4.7. Determination of Candidate Genes

Potential candidate genes within the detected loci were searched within 100 kb upstream and downstream of the significant lead SNPs linked to each trait. The B. napus reference genome information [65] was used to scan the entire gene list in the QTL region, and potential candidate genes linked to root growth and development were determined according to the Gene Ontology terms (GO terms) from the TAIR website and gene functions retrieved from previous studies.

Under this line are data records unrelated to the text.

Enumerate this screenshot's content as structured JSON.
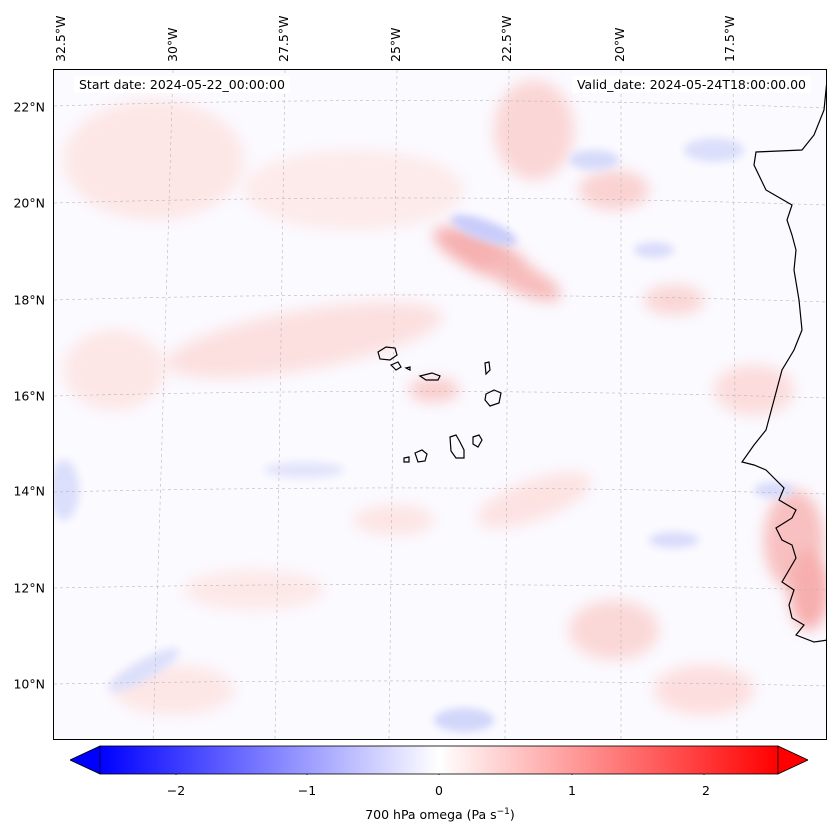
{
  "header": {
    "start_date": "Start date: 2024-05-22_00:00:00",
    "valid_date": "Valid_date: 2024-05-24T18:00:00.00"
  },
  "map": {
    "lon_labels": [
      "32.5°W",
      "30°W",
      "27.5°W",
      "25°W",
      "22.5°W",
      "20°W",
      "17.5°W"
    ],
    "lat_labels": [
      "22°N",
      "20°N",
      "18°N",
      "16°N",
      "14°N",
      "12°N",
      "10°N"
    ],
    "field": "omega",
    "level": "700 hPa",
    "features": [
      "cabo-verde-islands",
      "west-africa-coastline"
    ]
  },
  "colorbar": {
    "ticks": [
      "−2",
      "−1",
      "0",
      "1",
      "2"
    ],
    "label_prefix": "700 hPa omega (Pa s",
    "label_sup": "−1",
    "label_suffix": ")",
    "vmin": -2.6,
    "vmax": 2.6,
    "colors": {
      "low": "#0000ff",
      "mid": "#ffffff",
      "high": "#ff0000"
    }
  }
}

4.8. Protein Interaction Network Analysis, Phylogenetic Trees, Gene Structure Analysis, and Subcellular Localization Prediction

We used the internet program STRING (http://string-db.org/cgi/, accessed on 05 September 2021) to build a protein interaction network with all the GWAS genes obtained from the LD region around each lead SNP to further study the gene’s functional relationships. To conduct the gene structure analysis, GSDS (http://gsds.cbi.pku.edu.cn, accessed on 20 September 2021) was used. From the respective plant databases, the protein sequences of various plant homologous genes were retrieved. Sequence alignment was analyzed using ClustalX software version 1.2 [73]. Using the bootstrap method with 1000 replications based on protein sequences with MEGA 7.0 software, an NJ phylogenetic tree has been constructed. Protein sequences of the candidate genes were utilized to estimate subcellular localization using the online tool Wolf PSORT (https://wolfpsort.hgc.jp, accessed on 20 September 2021) for predicting subcellular protein localization.

5. Conclusions

The genetic dissection of B. napus root-related traits at the mature stage in the field in three different environments was investigated in this study using GWAS with MLM (Q + K) model analysis. In the three environments and BLUE, 172 marker-trait associations for root-related traits were identified on all chromosomes except A06 and A10. The genetic regions that influence root development were found to be primarily on the A03 and C08 chromosomes. We discovered 14 key QTL clusters associated with root traits that could be leveraged to improve RSA in rapeseed. Five of these loci were found to be overlapped with the previously reported QTLs. Using the Brassica napus Transcriptome Information Resource database (http://yanglab.hzau.edu.cn/BnTIR, accessed on 13 September 2021), 32 orthologs of functional candidate genes related to root development were identified in a distance of 100 kb around these significantly marker-trait associations of the 40 key QTL clusters, based on the expression levels of all 396 genes in six different tissues, as well as their Arabidopsis homolog genes in root tissues. These significant QTL clusters and candidate genes may give new sources for molecular breeding and functional study of rapeseed root growth and development. The procedure of identifying causative genes is quite difficult. More research is required to determine the molecular roles of these potential genes by more detailed examinations. Nonetheless, integrating GWAS and transcriptome analysis to identify candidate genes efficiently could be a useful technique for unraveling the quantitative genes implicated in B. napus root development.